High Protein PCOS Breakfast - Chia Seed Pudding with Almond Milk and Protein Powder - PCOS-Friendly Recipe
Nutrition per Serving
350
Calories
20g
Protein
30g
Carbs
15g
Fat
Grocery list: chia seeds, unsweetened almond milk, protein powder, honey, fresh berries. This recipe uses low GI ingredients like chia seeds (GI 1) and almond milk (GI 25) to help manage blood sugar levels.
Ingredients
- 4 tablespoons of chia seeds (60g)
- 2 cups of unsweetened almond milk (480ml)
- 2 scoops of protein powder (60g)
- 2 tablespoons of honey (30ml), Fresh berries for topping
Instructions
- In a bowl, mix chia seeds, almond milk, and protein powder until well combined.
- Stir in honey.
- Cover and refrigerate for at least 2 hours or overnight.
- Before serving, stir well and top with fresh berries.
This High Protein PCOS Breakfast is a great way to start your day.
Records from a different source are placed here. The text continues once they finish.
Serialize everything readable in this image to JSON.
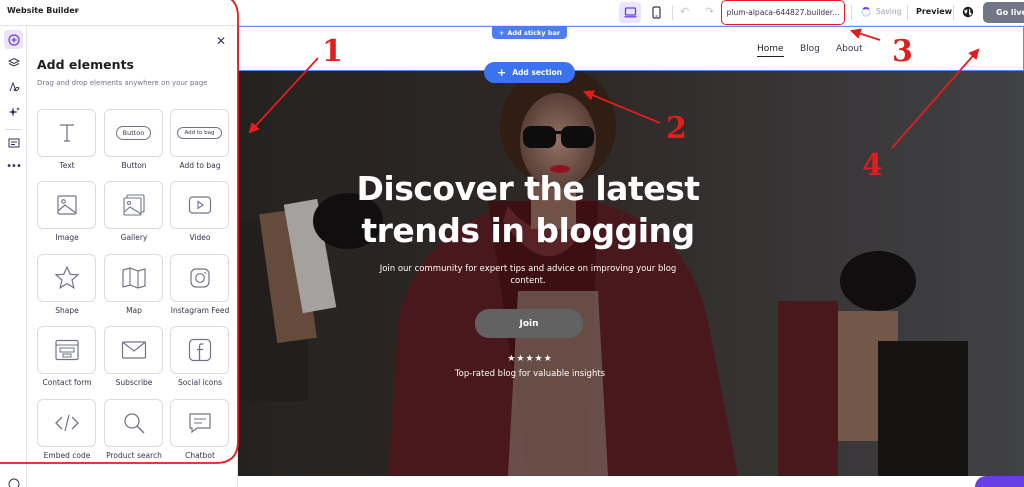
{
  "topbar": {
    "title": "Website Builder",
    "url": "plum-alpaca-644827.builder...",
    "saving_label": "Saving",
    "preview_label": "Preview",
    "golive_label": "Go live"
  },
  "panel": {
    "title": "Add elements",
    "subtitle": "Drag and drop elements anywhere on your page",
    "tiles": [
      {
        "label": "Text",
        "icon": "text-icon"
      },
      {
        "label": "Button",
        "icon": "button-icon",
        "inner": "Button"
      },
      {
        "label": "Add to bag",
        "icon": "add-to-bag-icon",
        "inner": "Add to bag"
      },
      {
        "label": "Image",
        "icon": "image-icon"
      },
      {
        "label": "Gallery",
        "icon": "gallery-icon"
      },
      {
        "label": "Video",
        "icon": "video-icon"
      },
      {
        "label": "Shape",
        "icon": "star-icon"
      },
      {
        "label": "Map",
        "icon": "map-icon"
      },
      {
        "label": "Instagram Feed",
        "icon": "instagram-icon"
      },
      {
        "label": "Contact form",
        "icon": "contact-form-icon"
      },
      {
        "label": "Subscribe",
        "icon": "envelope-icon"
      },
      {
        "label": "Social icons",
        "icon": "facebook-icon"
      },
      {
        "label": "Embed code",
        "icon": "code-icon"
      },
      {
        "label": "Product search",
        "icon": "search-icon"
      },
      {
        "label": "Chatbot",
        "icon": "chat-icon"
      }
    ]
  },
  "canvas": {
    "sticky_bar_label": "Add sticky bar",
    "add_section_label": "Add section",
    "nav": [
      "Home",
      "Blog",
      "About"
    ],
    "hero": {
      "title": "Discover the latest trends in blogging",
      "subtitle": "Join our community for expert tips and advice on improving your blog content.",
      "join_label": "Join",
      "stars": "★★★★★",
      "stars_caption": "Top-rated blog for valuable insights"
    }
  },
  "annotations": [
    "1",
    "2",
    "3",
    "4"
  ],
  "colors": {
    "accent": "#673de6",
    "annotation_red": "#e21d1d",
    "add_section_blue": "#3b73ee"
  }
}
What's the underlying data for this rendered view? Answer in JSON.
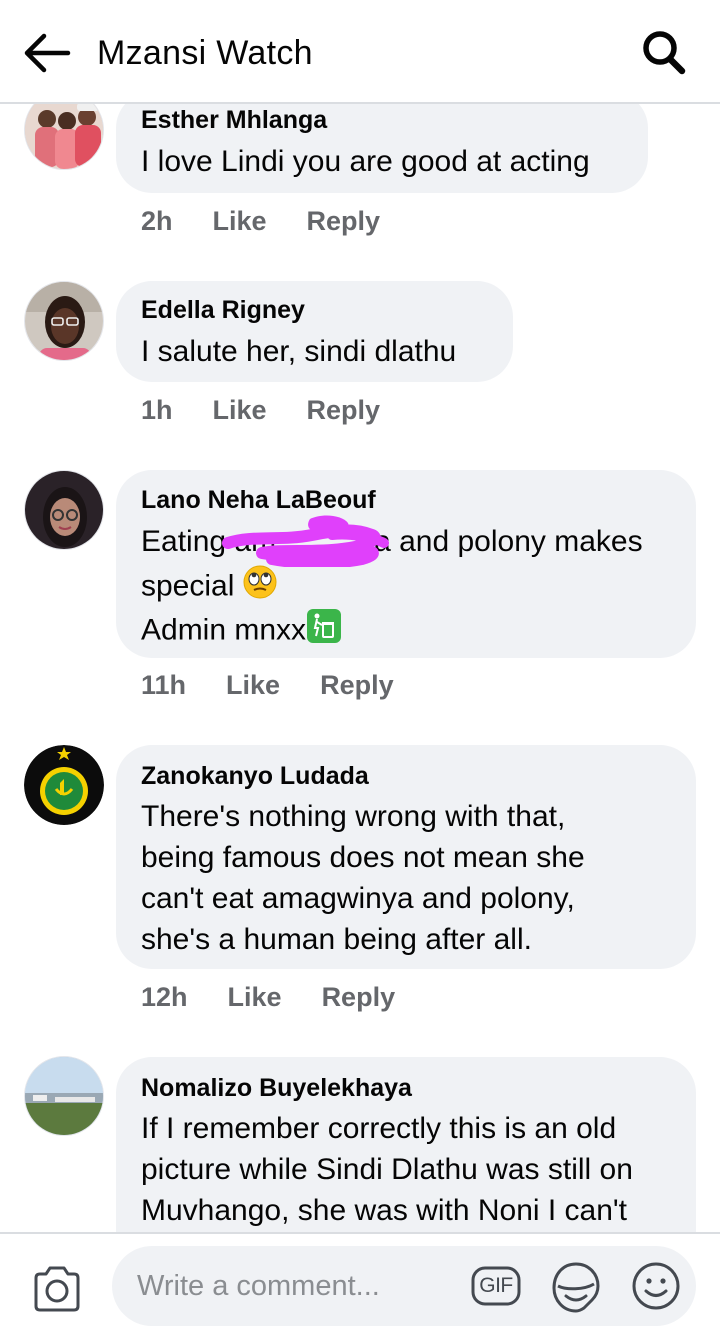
{
  "header": {
    "title": "Mzansi Watch",
    "back_icon": "arrow-left-icon",
    "search_icon": "search-icon"
  },
  "comments": [
    {
      "author": "Esther Mhlanga",
      "lines": [
        "I love Lindi you are good at acting"
      ],
      "time": "2h",
      "like": "Like",
      "reply": "Reply"
    },
    {
      "author": "Edella Rigney",
      "lines": [
        "I salute her, sindi dlathu"
      ],
      "time": "1h",
      "like": "Like",
      "reply": "Reply"
    },
    {
      "author": "Lano Neha LaBeouf",
      "lines": [
        "Eating am",
        "a and polony makes",
        "special",
        "Admin mnxx"
      ],
      "emoji": [
        "face-with-rolling-eyes-emoji",
        "put-litter-in-its-place-emoji"
      ],
      "time": "11h",
      "like": "Like",
      "reply": "Reply"
    },
    {
      "author": "Zanokanyo Ludada",
      "lines": [
        "There's nothing wrong with that,",
        "being famous does not mean she",
        "can't eat amagwinya and polony,",
        "she's a human being after all."
      ],
      "time": "12h",
      "like": "Like",
      "reply": "Reply"
    },
    {
      "author": "Nomalizo Buyelekhaya",
      "lines": [
        "If I remember correctly this is an old",
        "picture while Sindi Dlathu was still on",
        "Muvhango, she was with Noni I can't"
      ]
    }
  ],
  "composer": {
    "placeholder": "Write a comment...",
    "camera_icon": "camera-icon",
    "gif_icon": "gif-icon",
    "gif_label": "GIF",
    "sticker_icon": "sticker-icon",
    "emoji_icon": "smiley-icon"
  },
  "colors": {
    "bubble": "#f0f2f5",
    "meta_text": "#65676b",
    "divider": "#dadde1",
    "scribble": "#e040fb"
  }
}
It's packed with protein from the protein powder and chia seeds, which can help keep you full and satisfied. The chia seeds also provide fiber and omega-3 fatty acids, which are beneficial for PCOS. The almond milk is a low GI alternative to regular milk, helping to manage blood sugar levels. This recipe is quick and easy to prepare, making it perfect for those busy mornings.